Karen Harrison Dening, Louise Jones and Elizabeth Sampson have recently published a study, Preferences for end-of-life care: A nominal group study of people with dementia and their family carers, funded by the Marie Curie Palliative Care Research Unit UCL and Dementia UK.  The study looked into the differing end of life care preferences for people with early dementia and their carers. The results revealed that each group had different understandings and expectations of what constitutes a ‘good death’. Expectations were measured by identifying different individual preferences regarding care at the end of life, such as dying with respect and dignity, and then ranking them in order of priority. For the person with dementia, maintaining family links was the highest priority, whereas for the carer being in control was considered an expectation demanding the highest priority. The study’s conclusion suggests that the different expectations and preferences encountered by people with dementia and their carers may be directly related to their perceptions of their own present condition of care and the condition of their loved ones.
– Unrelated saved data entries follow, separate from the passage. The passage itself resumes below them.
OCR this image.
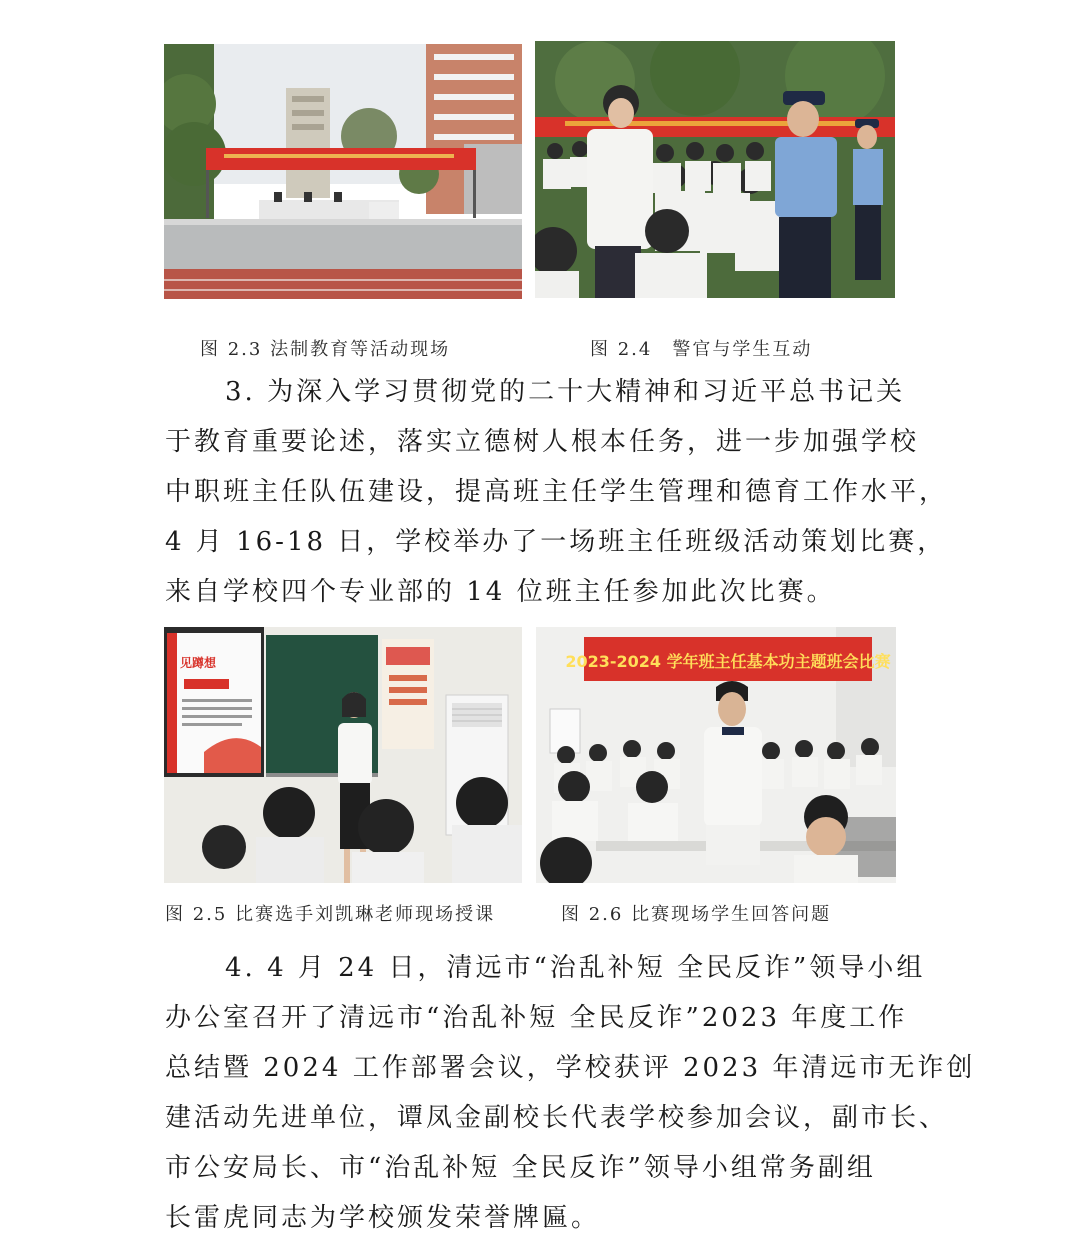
图 2.3 法制教育等活动现场	图 2.4　警官与学生互动
3. 为深入学习贯彻党的二十大精神和习近平总书记关
于教育重要论述，落实立德树人根本任务，进一步加强学校
中职班主任队伍建设，提高班主任学生管理和德育工作水平，
4 月 16-18 日，学校举办了一场班主任班级活动策划比赛，
来自学校四个专业部的 14 位班主任参加此次比赛。
见蹲想	2023-2024 学年班主任基本功主题班会比赛
图 2.5 比赛选手刘凯琳老师现场授课	图 2.6 比赛现场学生回答问题
4. 4 月 24 日，清远市“治乱补短 全民反诈”领导小组
办公室召开了清远市“治乱补短 全民反诈”2023 年度工作
总结暨 2024 工作部署会议，学校获评 2023 年清远市无诈创
建活动先进单位，谭凤金副校长代表学校参加会议，副市长、
市公安局长、市“治乱补短 全民反诈”领导小组常务副组
长雷虎同志为学校颁发荣誉牌匾。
For the person with dementia, their expectations were focused around the present, perhaps due to the fact that they had difficulty imagining their future selves, and thus could not easily forecast their future experiences. The carers’ preferences on the other hand were embedded in their caring experience. This experience is often negative and dependent on both their relationship with the person with dementia and their perceptions of the care received by their loved one, which may account for why being in control ranked highest in priority for carers. Carers also felt that decisions regarding their loved one’s care may in fact be taken solely by healthcare professionals, despite advance care planning.

The disparities between the wishes of people with dementia and those of their carers add tension to the notion of providing the person with dementia with a ‘good death’, a death that reflects the individual’s own preferences for care at the end of their life.  Although the carer may believe that the decisions they take over their loved one’s care are based on what they believe the patient would want, they may often actually derive from their negative experience of caring for their loved one with dementia.

The study concludes that to ensure the wishes of people with dementia are met, clinicians should discuss with them as early as possible what they want to include in a plan for future care (advance care plan) to maximise the likelihood that their wishes will be adhered to as their capacity deteriorates further. Incorporating carer involvement into the process may have an added benefit of educating carers as to what their loved one’s preferences actually are, which would also enhance the implementation of advance care planning. Knowing what their loved one’s preferences are at the end of life may also provide the carer with better experiences of care as they witness the individual’s preferences, and not necessarily their own, being delivered.

Marie Curie Cancer Care is committed to ensuring that people can die in the place of their choice and that their preferences and care planning decisions are respected.  We continue to fund research which explores issues such as choice and care planning for those at the end of life.